[Manga] Mei Lanfang une vie à l’Opéra de Pékin

Couverture Mei LanfangManhua de Ling Yin
5 tomes en cours en Chine
Genre : biographie, historique
192 p./15€

 ★★★½☆ 

De son enfance faite d’apprentissage difficile à la gloire des planches de l’Opéra de Pékin, Wanhua, que la Chine et le monde connaissent sous le nom de Mei Lanfang, nous ouvre les portes d’un art singulier : l’interprétation de rôles féminins par un homme.

Sacerdoce

Je ne connaissais pas Mei Lanfang, ni les éditions Urban China.

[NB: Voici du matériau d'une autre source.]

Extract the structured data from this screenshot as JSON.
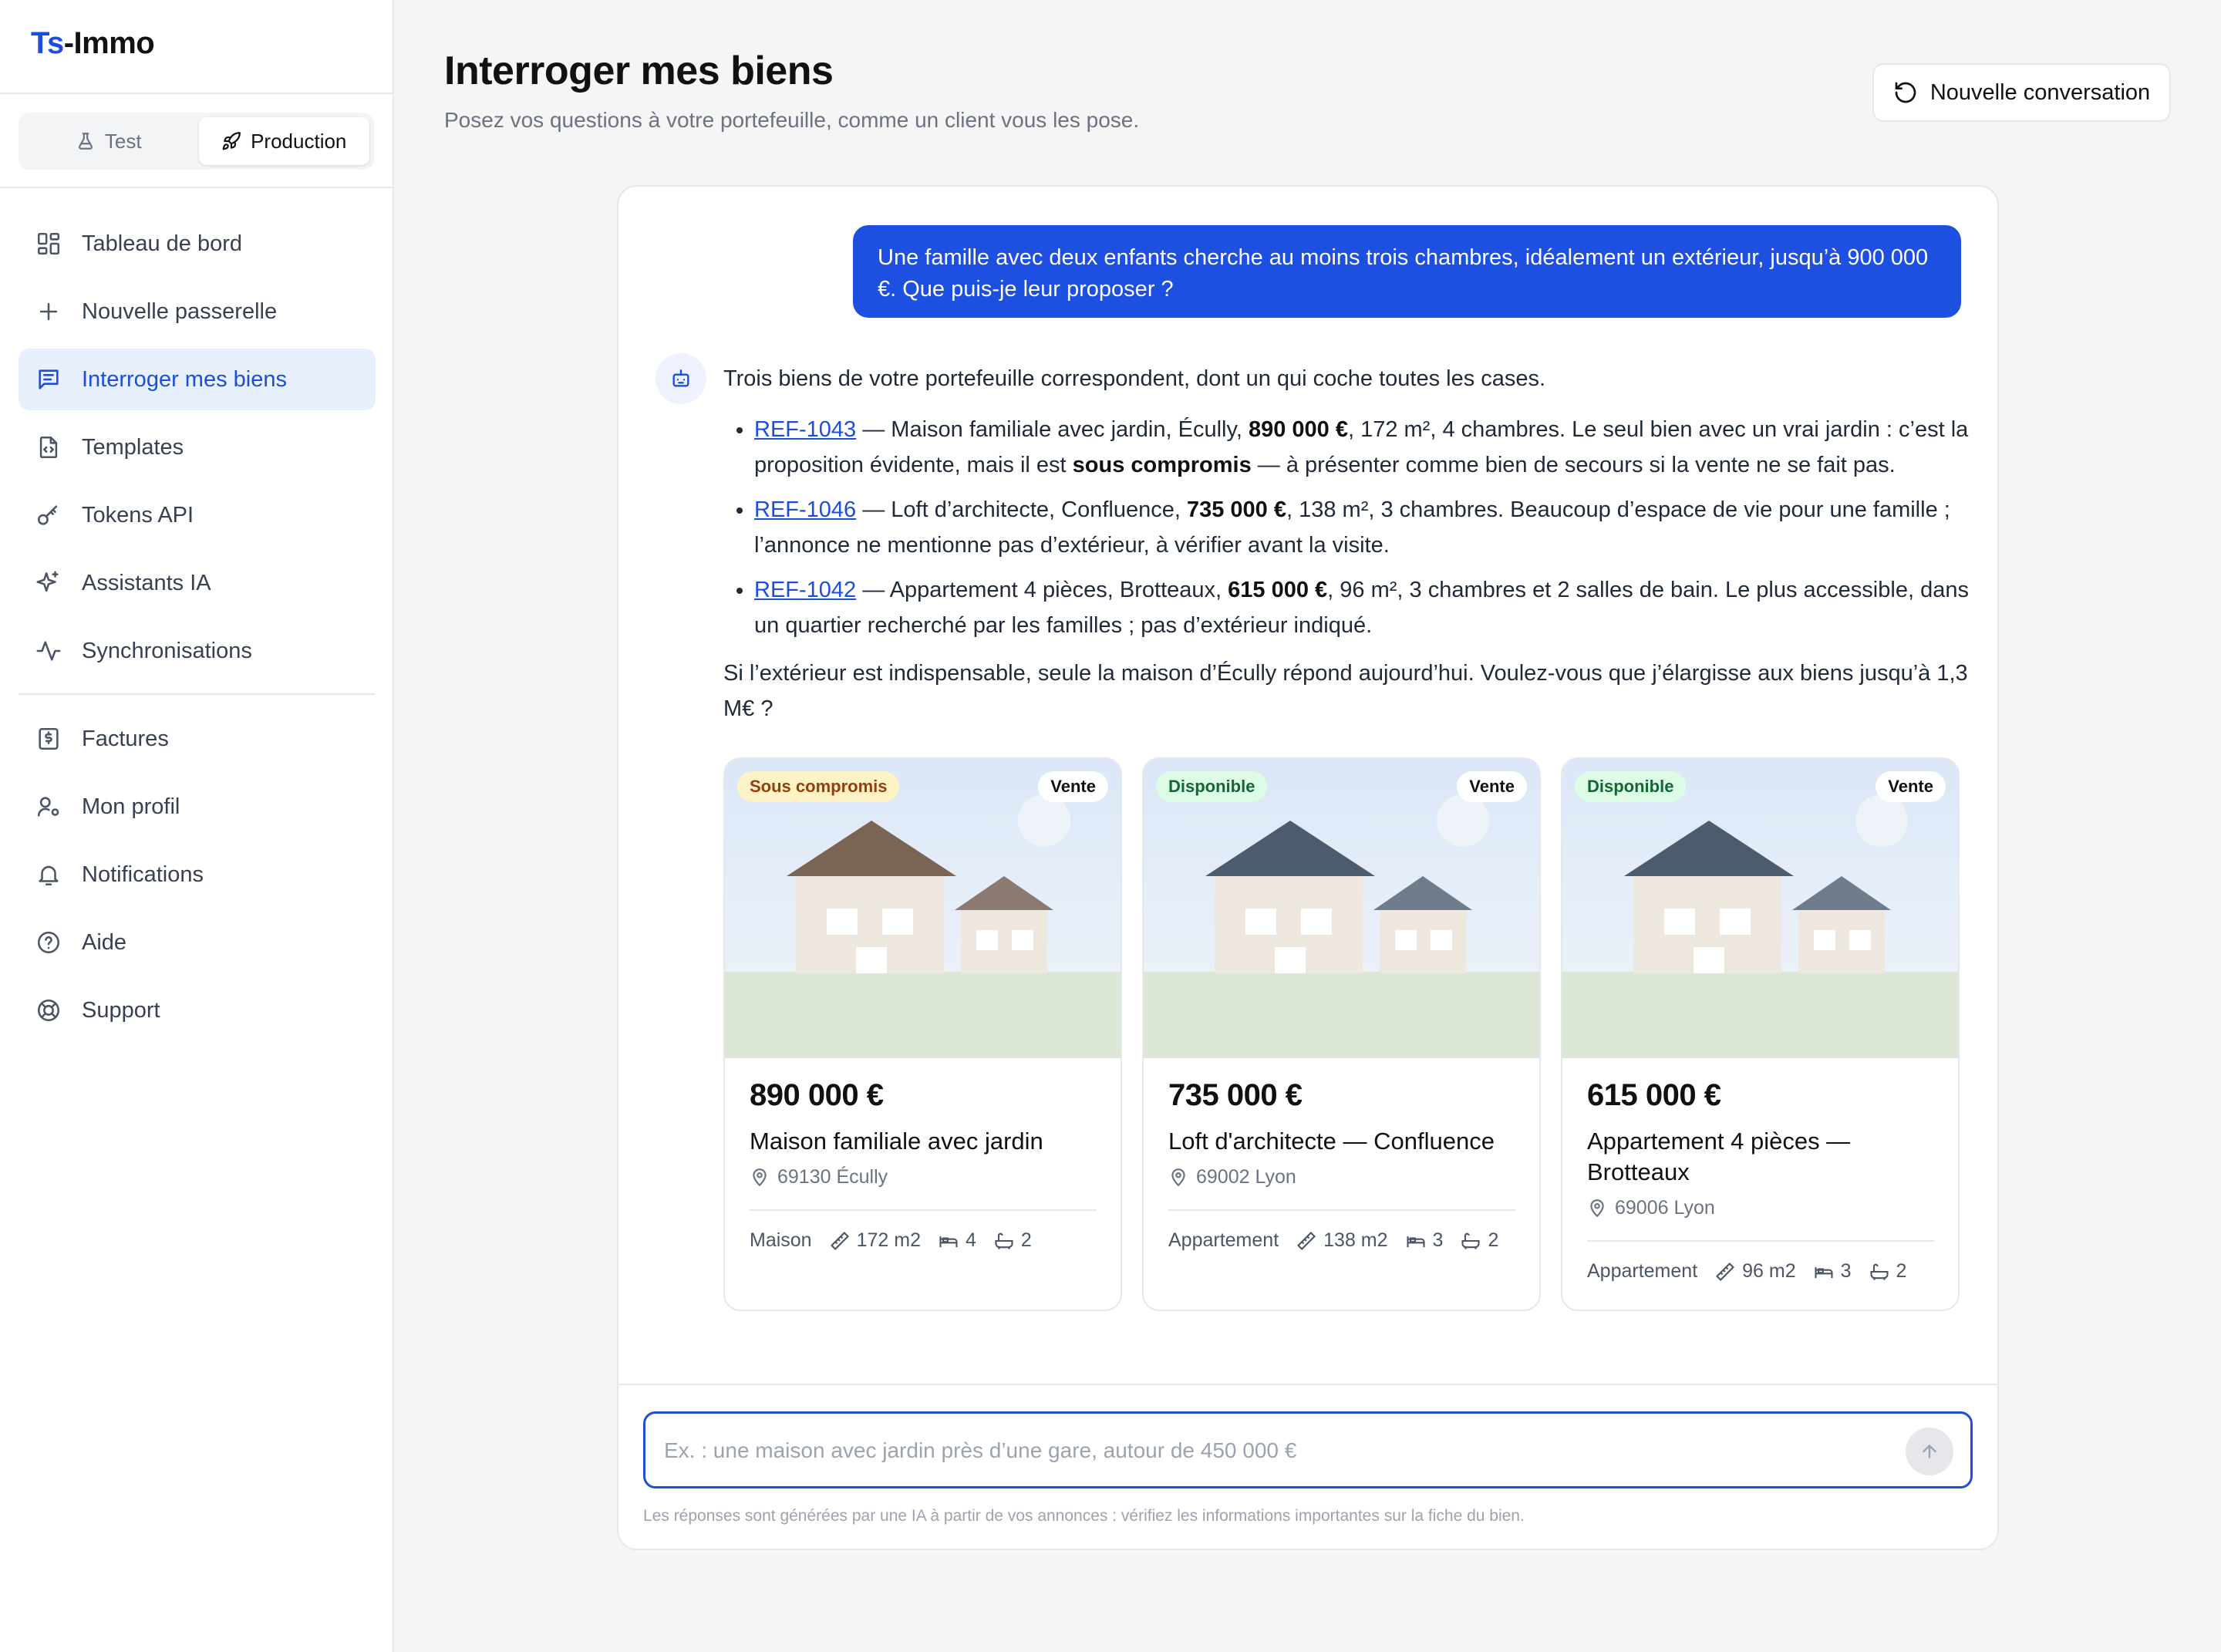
{
  "app": {
    "logo_prefix": "Ts",
    "logo_suffix": "-Immo"
  },
  "env": {
    "test": "Test",
    "production": "Production",
    "selected": "Production"
  },
  "nav": {
    "items": [
      {
        "label": "Tableau de bord",
        "icon": "dashboard-icon"
      },
      {
        "label": "Nouvelle passerelle",
        "icon": "plus-icon"
      },
      {
        "label": "Interroger mes biens",
        "icon": "chat-icon",
        "active": true
      },
      {
        "label": "Templates",
        "icon": "file-code-icon"
      },
      {
        "label": "Tokens API",
        "icon": "key-icon"
      },
      {
        "label": "Assistants IA",
        "icon": "sparkles-icon"
      },
      {
        "label": "Synchronisations",
        "icon": "activity-icon"
      }
    ],
    "items2": [
      {
        "label": "Factures",
        "icon": "invoice-icon"
      },
      {
        "label": "Mon profil",
        "icon": "user-cog-icon"
      },
      {
        "label": "Notifications",
        "icon": "bell-icon"
      },
      {
        "label": "Aide",
        "icon": "help-icon"
      },
      {
        "label": "Support",
        "icon": "lifebuoy-icon"
      }
    ]
  },
  "header": {
    "title": "Interroger mes biens",
    "subtitle": "Posez vos questions à votre portefeuille, comme un client vous les pose.",
    "new_conversation": "Nouvelle conversation"
  },
  "chat": {
    "user_message": "Une famille avec deux enfants cherche au moins trois chambres, idéalement un extérieur, jusqu’à 900 000 €. Que puis-je leur proposer ?",
    "answer_intro": "Trois biens de votre portefeuille correspondent, dont un qui coche toutes les cases.",
    "bullets": [
      {
        "ref": "REF-1043",
        "p1": " — Maison familiale avec jardin, Écully, ",
        "b1": "890 000 €",
        "p2": ", 172 m², 4 chambres. Le seul bien avec un vrai jardin : c’est la proposition évidente, mais il est ",
        "b2": "sous compromis",
        "p3": " — à présenter comme bien de secours si la vente ne se fait pas."
      },
      {
        "ref": "REF-1046",
        "p1": " — Loft d’architecte, Confluence, ",
        "b1": "735 000 €",
        "p2": ", 138 m², 3 chambres. Beaucoup d’espace de vie pour une famille ; l’annonce ne mentionne pas d’extérieur, à vérifier avant la visite.",
        "b2": "",
        "p3": ""
      },
      {
        "ref": "REF-1042",
        "p1": " — Appartement 4 pièces, Brotteaux, ",
        "b1": "615 000 €",
        "p2": ", 96 m², 3 chambres et 2 salles de bain. Le plus accessible, dans un quartier recherché par les familles ; pas d’extérieur indiqué.",
        "b2": "",
        "p3": ""
      }
    ],
    "answer_outro": "Si l’extérieur est indispensable, seule la maison d’Écully répond aujourd’hui. Voulez-vous que j’élargisse aux biens jusqu’à 1,3 M€ ?"
  },
  "cards": [
    {
      "status": "Sous compromis",
      "status_color": "#fef3c7",
      "type": "Vente",
      "price": "890 000 €",
      "title": "Maison familiale avec jardin",
      "location": "69130 Écully",
      "kind": "Maison",
      "area": "172 m2",
      "beds": "4",
      "baths": "2",
      "roof": "#7a6555",
      "roof2": "#8a7a70"
    },
    {
      "status": "Disponible",
      "status_color": "#dcfce7",
      "type": "Vente",
      "price": "735 000 €",
      "title": "Loft d'architecte — Confluence",
      "location": "69002 Lyon",
      "kind": "Appartement",
      "area": "138 m2",
      "beds": "3",
      "baths": "2",
      "roof": "#4d5b6e",
      "roof2": "#6f7c8c"
    },
    {
      "status": "Disponible",
      "status_color": "#dcfce7",
      "type": "Vente",
      "price": "615 000 €",
      "title": "Appartement 4 pièces — Brotteaux",
      "location": "69006 Lyon",
      "kind": "Appartement",
      "area": "96 m2",
      "beds": "3",
      "baths": "2",
      "roof": "#4d5b6e",
      "roof2": "#6f7c8c"
    }
  ],
  "composer": {
    "placeholder": "Ex. : une maison avec jardin près d’une gare, autour de 450 000 €",
    "disclaimer": "Les réponses sont générées par une IA à partir de vos annonces : vérifiez les informations importantes sur la fiche du bien."
  }
}
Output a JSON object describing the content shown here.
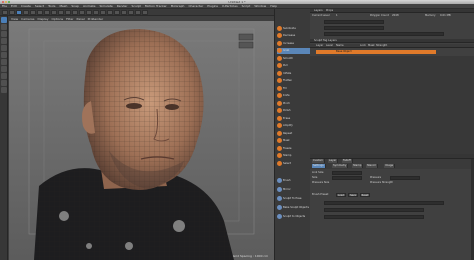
{
  "window": {
    "title": "Untitled 1 *"
  },
  "menu": [
    "File",
    "Edit",
    "Create",
    "Select",
    "Tools",
    "Mesh",
    "Snap",
    "Animate",
    "Simulate",
    "Render",
    "Sculpt",
    "Motion Tracker",
    "MoGraph",
    "Character",
    "Plugins",
    "X-Particles",
    "Script",
    "Window",
    "Help"
  ],
  "viewport": {
    "menu": [
      "View",
      "Cameras",
      "Display",
      "Options",
      "Filter",
      "Panel",
      "ProRender"
    ],
    "grid_spacing": "Grid Spacing : 1000 cm"
  },
  "sculpt_tools": [
    "Subdivide",
    "Decrease",
    "Increase",
    "Grab",
    "Smooth",
    "Pull",
    "Inflate",
    "Flatten",
    "Fill",
    "Knife",
    "Pinch",
    "Polish",
    "Erase",
    "Amplify",
    "Repeat",
    "Mask",
    "Freeze",
    "Stamp",
    "Select"
  ],
  "lower_tools": [
    "Brush",
    "Mirror",
    "Sculpt To Pose",
    "Bake Sculpt Objects",
    "Sculpt to Objects"
  ],
  "layers_panel": {
    "header": [
      "Layers",
      "Props"
    ],
    "rows_labels": [
      "Current Level",
      "Polygon Count",
      "Memory"
    ],
    "values": [
      "1",
      "2048",
      "0.01 MB"
    ],
    "section": "Sculpt Tag Layers",
    "columns": [
      "Layer",
      "Level",
      "Name",
      "Lock",
      "Mask",
      "Strength"
    ],
    "base_layer": "Base Object"
  },
  "attributes": {
    "tabs": [
      "Settings",
      "Symmetry",
      "Stamp",
      "Stencil",
      "Image"
    ],
    "subtabs": [
      "Custom",
      "Layer",
      "Falloff"
    ],
    "brush_label": "Brush Preset",
    "buttons": [
      "Load",
      "Save",
      "Reset"
    ],
    "rows": [
      "Link Size",
      "Size",
      "Pressure",
      "Pressure Size",
      "Pressure Strength"
    ]
  }
}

Voici deux oublis magistralement réparés avec le premier tome de la biographie de l’un des artistes chinois les plus réputés, véritable trésor national, qui a fait connaitre au monde entier le théâtre chinois.

Mais commençons par le commencement. Wanhua est bien loin de pouvoir goûter aux doux fruits de la gloire. Alors que toute sa famille a toujours excellé dans les différentes disciples que recouvre l’interprétation de l’Opéra, le jeune garçon est jugé médiocre et renvoyé par son dernier maître. Cependant, lorsqu’un nouveau professeur décide de lui enseigner l’art du théâtre, Wanhua n’est pas convaincu.

En effet, son nouveau professeur d’opéra, quoi que très exigent, ne lui crie pas dessus, ne le rabaisse pas et ne le bat pas comme plâtre. Il dispense ses cours avec sagesse et en laissant une totale liberté de penser à son élève. Une situation inédite dans un milieu où les châtiments corporels sont la norme, ainsi qu’en atteste ces propos, tenus par Wuiin, le frère ainé de Wanhua, qui m’ont laissée coite, même si autres temps, autres meurs :

Subir la douleur est un passage obligé, si ton maître ne te frappe pas, c’est qu’il ne veut pas vraiment te former. A mon avis, tu devrais en discuter avec ta famille et changer de maître.

Ambiance…

En compagnie de Wnhua et Xuiin, on découvre toute l’exigence que demande l’apprentissage du théâtre. Il n’y a pas que le texte à retenir, il y a le jeu corporel, la danse, le chant, l’adresse. Sans que le mangaka n’entre dans de longues explications, on perçoit à travers les dessins, toute la subtilité des mouvements et l’importance des rôles de chacun. Le public, connaisseur et exigeant, attend des maîtres et des jeunes pousses un spectacles grandiose.

Au fil des expériences de Wanhua, on découvre les coulisses de l’opéra et le nom de grands interprètes. On découvre aussi une part plus sombre… En effet, la concurrence est rude et être le meilleur nécessite le soutien de la noblesse qui si elle vous apprécie, prendre soin de vous, en réclament parfois une contrepartie malsaine, surtout quand on sait que les étoiles montantes sont encore mineures…

Je suis admirative des dessins, en particulier de leur ancrages et des détails si soignés, rendant toute la délicatesse des tenues, des maquillages et des visages, tant pour les rôles masculins que féminuns. L’histoire s’accompagne de nombreuses annotations et références à de grands textes du répertoire chinois, ainsi que des éclaircissements sur la pratique du théâtre qui étaient bienvenus pour une néophyte comme moi. Et cette couverture… Digne des plus belles estampes…

La route est encore longue pour celui qui n’est pas encore Mei Lanfang, mais qui a déjà fait ses choix pour son futur. J’ai envie d’en apprendre bien plus sur lui et qui si, si j’en ai l’occasion d’aller voir une pièce de théâtre. Une vie à l’opéra de Pékin est un titre superbe et délicat, que je recommande avec plaisir.